American psychiatrist and physician-scientist

Karen Faith Berman is an American psychiatrist and physician-scientist who is a senior investigator and chief of the section on integrative neuroimaging, the psychosis and cognitive studies section, and the clinical and translational neuroscience branch of the National Institute of Mental Health's division of intramural research.

== Life ==
Berman received a B.S. degree from the University of Rochester and a M.D. from Saint Louis University School of Medicine. She completed her medical internship at Washington University in St. Louis and had residency training in psychiatry at the University of California, San Diego. Berman also completed residency training in nuclear medicine at the National Institutes of Health Clinical Center and is board certified in both psychiatry and nuclear medicine.

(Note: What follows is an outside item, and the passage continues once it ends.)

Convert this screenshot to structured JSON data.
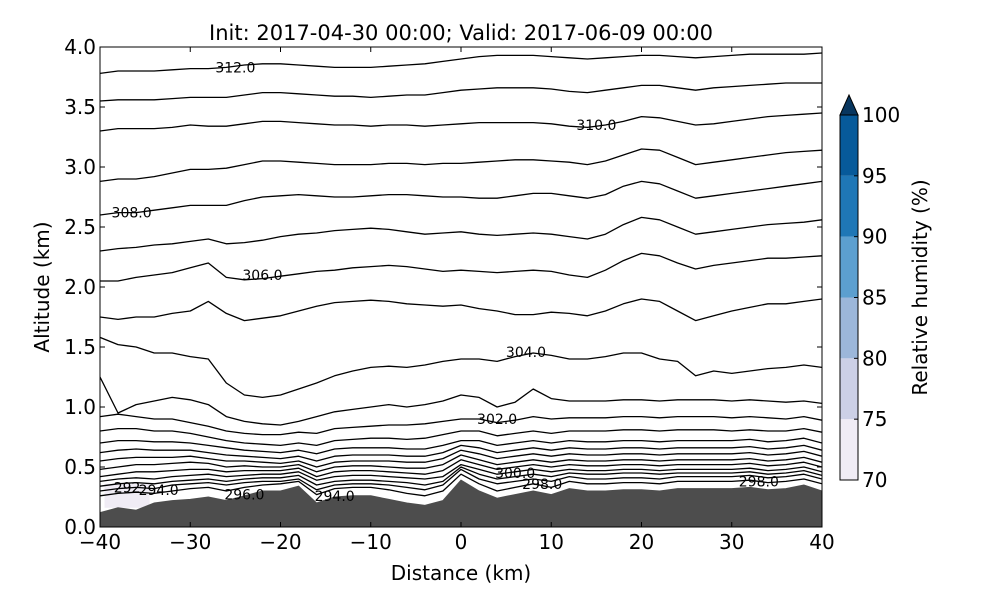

She is a senior investigator and chief of the section on integrative neuroimaging, the psychosis and cognitive studies section, and the clinical and translational neuroscience branch of the National Institute of Mental Health's (NIMH) division of intramural research. Berman's group uses functional neuroimaging to map brain activity and neurochemical mechanisms associated with normal higher cognitive function as well as dysfunction in neuropsychiatric illnesses such as schizophrenia, illnesses having genetic sources of cognitive dysfunction such as Williams syndrome, and other conditions impacting cognition such as normal aging. They also study the effects of gonadal steroid hormones on brain function. In 2016, Berman was elected to the National Academy of Medicine. In 2023, she became a Fellow of the American Association for the Advancement of Science.